Origine de l’enquête : une plainte pour diffamation et injures
Cette interpellation fait suite à une plainte déposée par deux individus, Goudje Gueillet Hemchi et Kodou Omari, qui accusent Ahmat Bedei Toullomi d’avoir publié sur les réseaux sociaux des propos diffamatoires à leur encontre. Les plaignants affirment que ces accusations, les associant à un trafic de cocaïne au Tchad, sont totalement infondées et portent gravement atteinte à leur réputation.

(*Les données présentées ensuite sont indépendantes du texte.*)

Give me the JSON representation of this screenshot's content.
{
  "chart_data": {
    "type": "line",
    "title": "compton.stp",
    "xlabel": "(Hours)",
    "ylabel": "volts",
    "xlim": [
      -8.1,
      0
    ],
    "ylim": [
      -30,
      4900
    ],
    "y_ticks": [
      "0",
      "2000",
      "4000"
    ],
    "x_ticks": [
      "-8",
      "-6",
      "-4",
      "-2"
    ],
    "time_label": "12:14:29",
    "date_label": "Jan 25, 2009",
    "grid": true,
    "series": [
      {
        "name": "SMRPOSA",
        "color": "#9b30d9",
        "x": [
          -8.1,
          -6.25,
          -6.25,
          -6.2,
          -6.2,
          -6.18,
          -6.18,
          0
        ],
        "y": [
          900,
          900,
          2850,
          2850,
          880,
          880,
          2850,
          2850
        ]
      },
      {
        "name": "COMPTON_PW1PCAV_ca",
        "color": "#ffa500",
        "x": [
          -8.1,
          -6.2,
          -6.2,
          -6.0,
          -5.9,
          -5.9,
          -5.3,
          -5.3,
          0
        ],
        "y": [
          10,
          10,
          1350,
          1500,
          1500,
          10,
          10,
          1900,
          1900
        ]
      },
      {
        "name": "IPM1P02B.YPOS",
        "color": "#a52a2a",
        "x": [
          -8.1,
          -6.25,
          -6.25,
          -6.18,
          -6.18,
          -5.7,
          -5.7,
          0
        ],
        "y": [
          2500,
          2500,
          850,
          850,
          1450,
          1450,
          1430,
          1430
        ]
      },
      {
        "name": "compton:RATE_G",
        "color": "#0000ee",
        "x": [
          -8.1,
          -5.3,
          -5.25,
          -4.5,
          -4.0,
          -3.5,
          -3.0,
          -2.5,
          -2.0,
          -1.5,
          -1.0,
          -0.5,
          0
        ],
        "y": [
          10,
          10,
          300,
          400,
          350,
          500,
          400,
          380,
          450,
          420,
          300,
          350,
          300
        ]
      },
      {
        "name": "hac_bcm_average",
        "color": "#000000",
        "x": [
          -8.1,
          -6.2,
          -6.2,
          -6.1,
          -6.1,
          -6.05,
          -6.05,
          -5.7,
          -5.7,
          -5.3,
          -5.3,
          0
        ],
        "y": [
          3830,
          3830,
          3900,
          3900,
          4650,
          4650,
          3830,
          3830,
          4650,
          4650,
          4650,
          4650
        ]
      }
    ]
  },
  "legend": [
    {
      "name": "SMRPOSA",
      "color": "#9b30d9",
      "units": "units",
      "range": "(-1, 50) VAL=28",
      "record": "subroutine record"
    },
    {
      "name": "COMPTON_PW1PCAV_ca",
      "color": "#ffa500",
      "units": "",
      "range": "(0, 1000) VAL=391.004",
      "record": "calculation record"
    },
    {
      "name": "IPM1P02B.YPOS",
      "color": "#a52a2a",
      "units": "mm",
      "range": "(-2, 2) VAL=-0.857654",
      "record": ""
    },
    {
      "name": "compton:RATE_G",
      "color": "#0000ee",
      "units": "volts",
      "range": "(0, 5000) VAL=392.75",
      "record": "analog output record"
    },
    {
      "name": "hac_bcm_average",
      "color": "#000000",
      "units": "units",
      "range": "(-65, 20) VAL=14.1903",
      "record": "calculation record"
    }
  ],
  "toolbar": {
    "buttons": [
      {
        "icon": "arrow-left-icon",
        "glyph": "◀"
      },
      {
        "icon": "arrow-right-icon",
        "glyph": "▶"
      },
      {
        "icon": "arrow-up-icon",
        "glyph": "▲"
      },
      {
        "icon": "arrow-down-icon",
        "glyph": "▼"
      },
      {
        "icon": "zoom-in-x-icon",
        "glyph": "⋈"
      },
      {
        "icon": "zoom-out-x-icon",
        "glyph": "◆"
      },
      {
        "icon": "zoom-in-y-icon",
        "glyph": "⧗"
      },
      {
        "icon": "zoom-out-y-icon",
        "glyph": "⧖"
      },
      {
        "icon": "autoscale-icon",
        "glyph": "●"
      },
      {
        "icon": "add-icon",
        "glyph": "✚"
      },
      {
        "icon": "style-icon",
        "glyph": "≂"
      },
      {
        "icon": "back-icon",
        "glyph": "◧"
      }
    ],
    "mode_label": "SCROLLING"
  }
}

Une procédure judiciaire en plusieurs étapes
Un mandat d’amener, émis le 4 août 2026 par le parquet du Tribunal de grande instance de N’Djamena, avait été lancé pour entendre le responsable provincial. Malgré plusieurs convocations restées sans réponse, les autorités ont décidé de procéder à son arrestation afin de garantir la poursuite de la procédure.
Réactions et témoignages
Peu après son interpellation, un message a été publié sur la page Facebook d’Ahmat Bedei Toullomi à 17h10 : « Soit le Maréchal est pour nous tous, soit les trafiquants sont plus forts que la loi. J’ai été enlevé ». Cette publication reflète la tension entourant cette affaire, bien que l’interpellation s’inscrive officiellement dans un cadre judiciaire strict.
À ce jour, Ahmat Bedei Toullomi est détenu pour répondre des accusations portées contre lui, sans que d’autres détails ne soient encore rendus publics.